Kritik zu In den Uffizien
Die Dokumentarfilmer Corinna Belz und Enrique Sánchez Lansch porträtieren im Stil von Frederick Wiseman zugewandt und geduldig die Arbeit in und an der berühmten Kunstsammlung. Eindrucksvoll: die Kameraführung »am Gemälde«
Seit 2015 leitet der Deutsche Eike D. Schmidt die Uffizien in Florenz, eines der bedeutendsten Museen der Welt. Ein 500 Jahre altes Bürogebäude, in dem die Medici 1581 erstmals Kunst ausstellten und das heute Hauptwerke der italienischen Renaissance beherbergt. Als Schmidt das ehrwürdige Haus vor sechs Jahren übernahm, gab es noch nicht einmal eine Website. Er versucht seitdem eine schwierige Gratwanderung, die sowohl der renommierten Sammlung und ihren unschätzbaren Werken gerecht werden als auch ein junges, medienaffines Publikum gewinnen soll, durch Ausstellungen mit zeitgenössischer Kunst etwa. So soll eine Skulptur des englischen Bildhauers Antony Gormley gezeigt werden, und der Film nimmt sich lange Zeit zu zeigen, wie dafür die richtige Stelle gefunden wird. Eine der prägnantesten Szenen fängt der Film ein, als Dutzende Besucher sich um Caravaggios weltberühmte »Medusa« scharen und alle ihre Smartphones zücken, statt das Werk und den Moment wirken zu lassen.

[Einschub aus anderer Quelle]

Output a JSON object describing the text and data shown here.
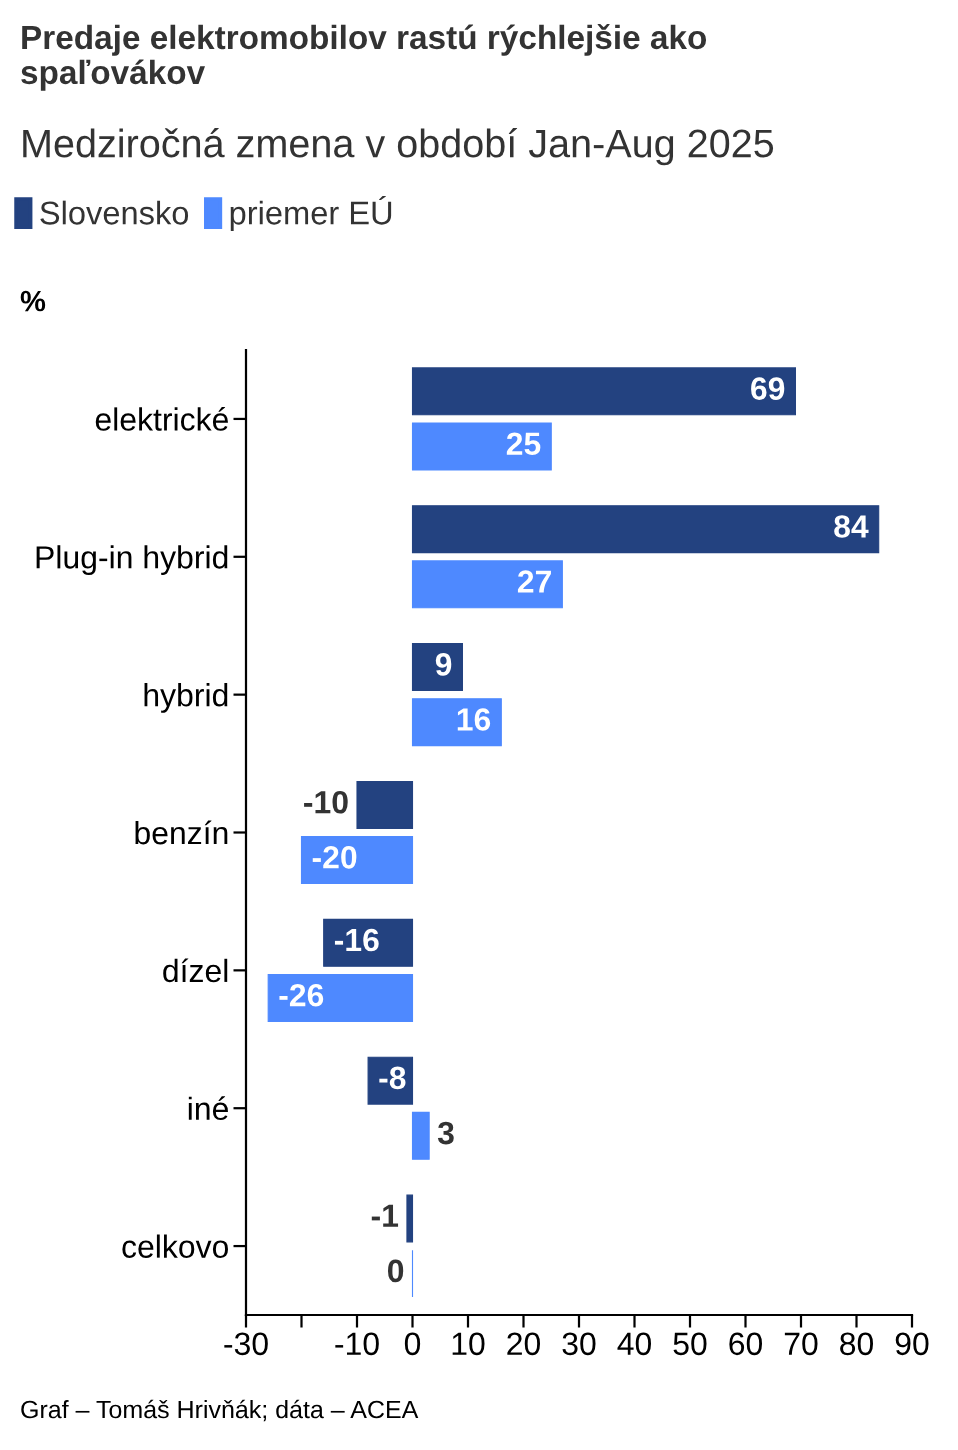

Der Dokumentarfilm, ein gemeinsames Projekt von Corinna Belz (»Gerhard Richter – Painting«) und Enrique Sánchez Lansch (»Rhythm Is It!«, zuletzt »A Symphony of Noise«), wechselt immer wieder geschickt vom großen Ganzen ins Kleine, von der Institution zu einer der vielen Personen, die dort arbeiten, von der Totalen in die Großaufnahme; er hält das Umwerben amerikanischer Kunstförderer ebenso fest wie Schmidts Insistieren beim Finden des richtigen Grüntons für die Wand, vor der Tizians »Venus von Urbino« erstrahlen soll – bereits zwölf Farbschichten wurden aufgetragen. Dieser Blick hinter die Kulissen gelingt freilich nur mit dem Einverständnis der Mitwirkenden, und so ist das Regieduo auch weit davon entfernt, die Uffizien als Institution oder seine Macher kritisch zu hinterfragen. Der Ansatz ähnelt eher dem von Dokumentarfilmlegende Frederick Wiseman; auch hier beobachten die Filmmacher über einen längeren Zeitraum zugewandt die Abläufe, tauchen ein, ohne viel einzugreifen. Statt arrangierter Interviews, in denen die Protagonisten Statements abgeben, entwickelt sich der Diskurs meist über reale Situationen, wenn etwa eine Kunstpädagogin staunende Schüler durch die Säle führt oder wenn ein Historiker im Archiv Fotografien von 1943 sichtet, als die Nazis wichtige Werke raubten.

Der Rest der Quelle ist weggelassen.